I saw another mom in the family locker room and mumbled something about not knowing what I was doing and she told me everything I needed to know. FTW.
Mothers, not unlike any large group of women, can be harsh, judge-y and mean. But more often, they are supportive and helpful, especially of one another.
Go Team Mom!
Stephanie left me and moved, so in her honor I went to the pool today.
I don’t “swim”.
However, water jogging is super good when you’re trying to nail that whole “running while striking on the forefoot” thing.
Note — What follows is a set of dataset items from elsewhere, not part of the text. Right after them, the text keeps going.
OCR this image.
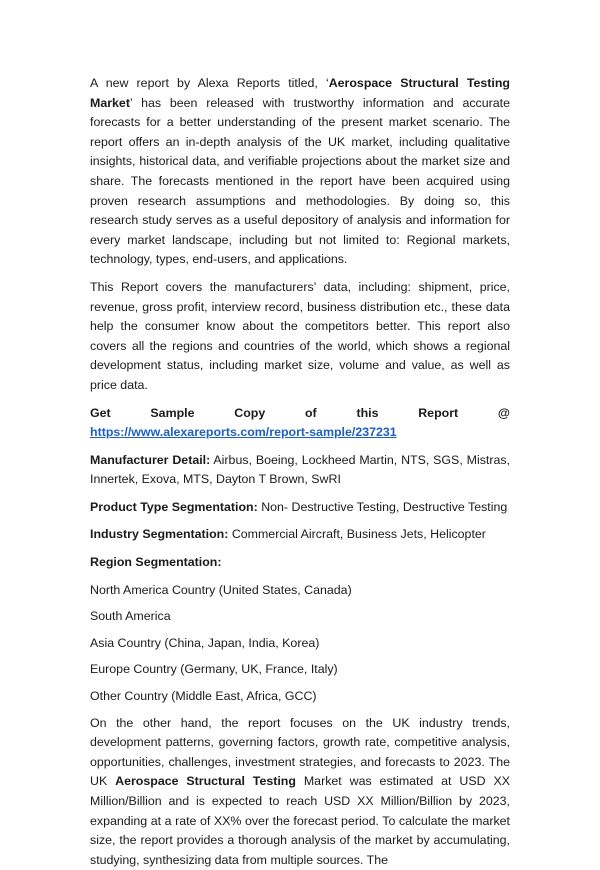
A new report by Alexa Reports titled, ‘Aerospace Structural Testing Market’ has been released with trustworthy information and accurate forecasts for a better understanding of the present market scenario. The report offers an in-depth analysis of the UK market, including qualitative insights, historical data, and verifiable projections about the market size and share. The forecasts mentioned in the report have been acquired using proven research assumptions and methodologies. By doing so, this research study serves as a useful depository of analysis and information for every market landscape, including but not limited to: Regional markets, technology, types, end-users, and applications.

This Report covers the manufacturers’ data, including: shipment, price, revenue, gross profit, interview record, business distribution etc., these data help the consumer know about the competitors better. This report also covers all the regions and countries of the world, which shows a regional development status, including market size, volume and value, as well as price data.

Get Sample Copy of this Report @

https://www.alexareports.com/report-sample/237231

Manufacturer Detail: Airbus, Boeing, Lockheed Martin, NTS, SGS, Mistras, Innertek, Exova, MTS, Dayton T Brown, SwRI

Product Type Segmentation: Non- Destructive Testing, Destructive Testing

Industry Segmentation: Commercial Aircraft, Business Jets, Helicopter

Region Segmentation:

North America Country (United States, Canada)

South America

Asia Country (China, Japan, India, Korea)

Europe Country (Germany, UK, France, Italy)

Other Country (Middle East, Africa, GCC)

On the other hand, the report focuses on the UK industry trends, development patterns, governing factors, growth rate, competitive analysis, opportunities, challenges, investment strategies, and forecasts to 2023. The UK Aerospace Structural Testing Market was estimated at USD XX Million/Billion and is expected to reach USD XX Million/Billion by 2023, expanding at a rate of XX% over the forecast period. To calculate the market size, the report provides a thorough analysis of the market by accumulating, studying, synthesizing data from multiple sources. The
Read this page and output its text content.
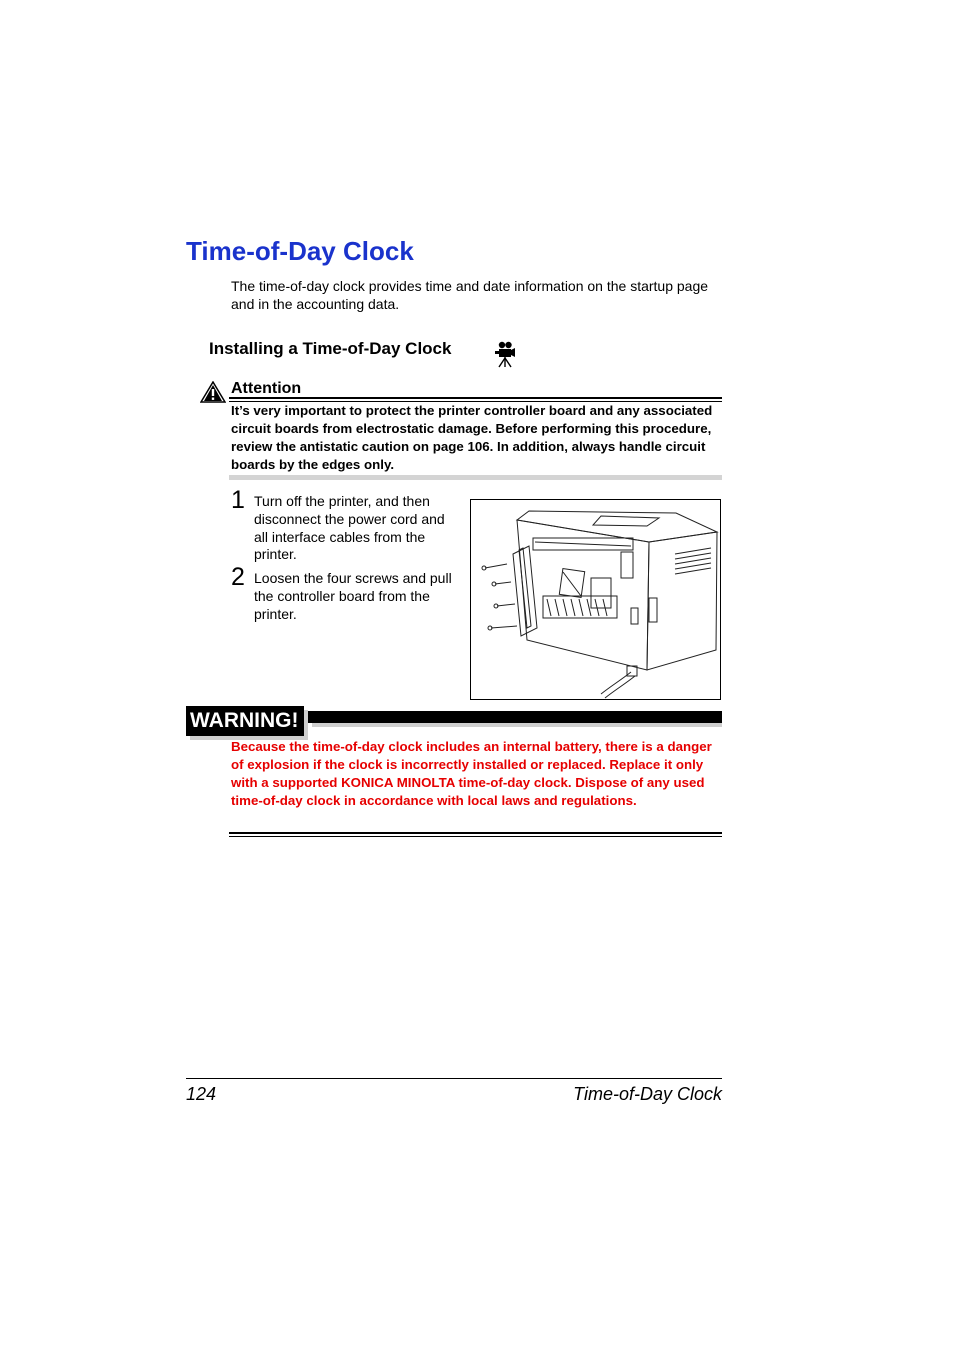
Time-of-Day Clock

The time-of-day clock provides time and date information on the startup page and in the accounting data.

Installing a Time-of-Day Clock
Attention

It’s very important to protect the printer controller board and any associated circuit boards from electrostatic damage. Before performing this procedure, review the antistatic caution on page 106. In addition, always handle circuit boards by the edges only.

1 Turn off the printer, and then disconnect the power cord and all interface cables from the printer.

2 Loosen the four screws and pull the controller board from the printer.

WARNING!

Because the time-of-day clock includes an internal battery, there is a danger of explosion if the clock is incorrectly installed or replaced. Replace it only with a supported KONICA MINOLTA time-of-day clock. Dispose of any used time-of-day clock in accordance with local laws and regulations.

124	Time-of-Day Clock
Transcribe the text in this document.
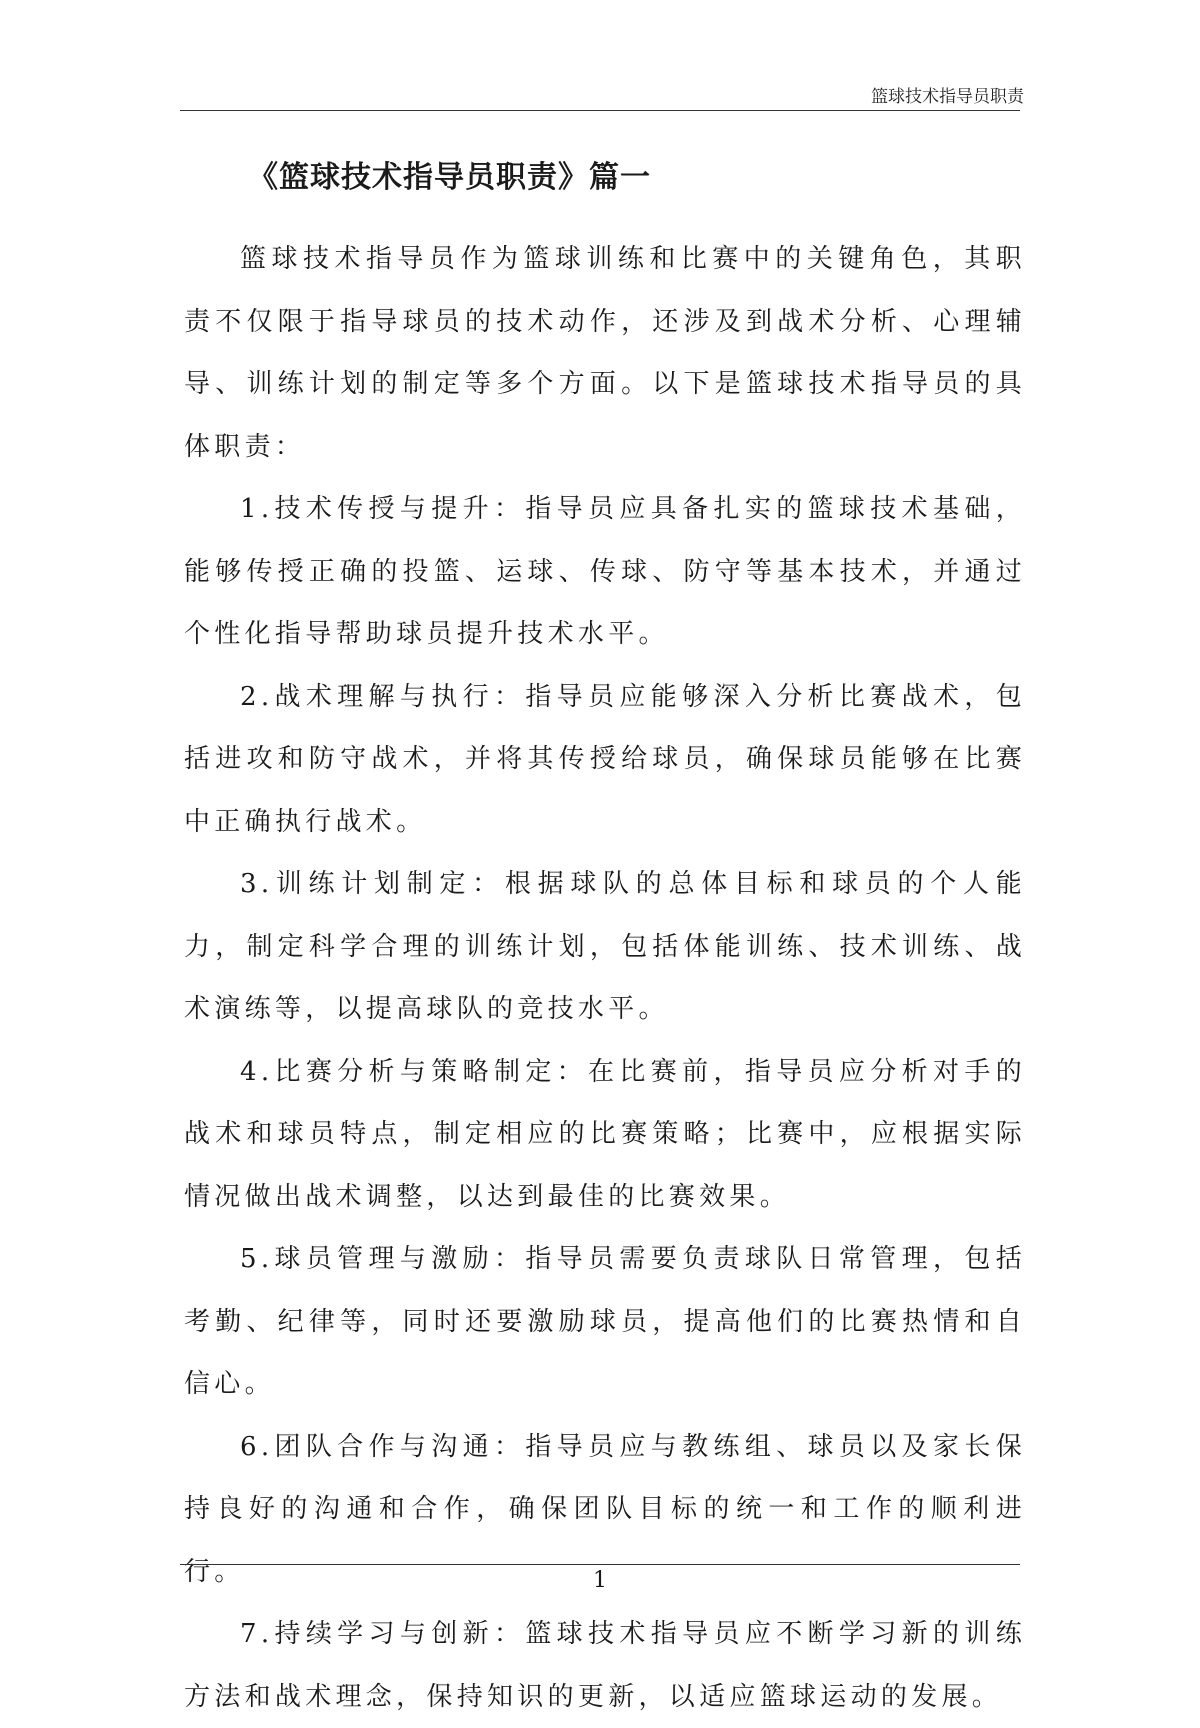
篮球技术指导员职责
《篮球技术指导员职责》篇一

篮球技术指导员作为篮球训练和比赛中的关键角色，其职责不仅限于指导球员的技术动作，还涉及到战术分析、心理辅导、训练计划的制定等多个方面。以下是篮球技术指导员的具体职责：

1.技术传授与提升：指导员应具备扎实的篮球技术基础，能够传授正确的投篮、运球、传球、防守等基本技术，并通过个性化指导帮助球员提升技术水平。

2.战术理解与执行：指导员应能够深入分析比赛战术，包括进攻和防守战术，并将其传授给球员，确保球员能够在比赛中正确执行战术。

3.训练计划制定：根据球队的总体目标和球员的个人能力，制定科学合理的训练计划，包括体能训练、技术训练、战术演练等，以提高球队的竞技水平。

4.比赛分析与策略制定：在比赛前，指导员应分析对手的战术和球员特点，制定相应的比赛策略；比赛中，应根据实际情况做出战术调整，以达到最佳的比赛效果。

5.球员管理与激励：指导员需要负责球队日常管理，包括考勤、纪律等，同时还要激励球员，提高他们的比赛热情和自信心。

6.团队合作与沟通：指导员应与教练组、球员以及家长保持良好的沟通和合作，确保团队目标的统一和工作的顺利进行。

7.持续学习与创新：篮球技术指导员应不断学习新的训练方法和战术理念，保持知识的更新，以适应篮球运动的发展。

1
So, I tell myself I’m working on form while giving my joints a break.
Literal fruit snacks
(Pears and blueberries… SOMEONE here is backed up, can you tell?)
I did a crazy thing today.
I went on a ropes course with zip lines and crap.
Have I mentioned I’m scared of heights?
It was physically tough, I sweated a lot, and there were many, many moments of what is/was possibly the greatest terror I’ve ever experienced in my life.
However, I’m glad I did it.
Life for the win!
(I went with my friend Alanna, seen in the photos in purple, who made the damn thing look easy and had the gall to ask the awkward teen safety guy if the next harder course was do-able!)
I should get some sort of gold star or something.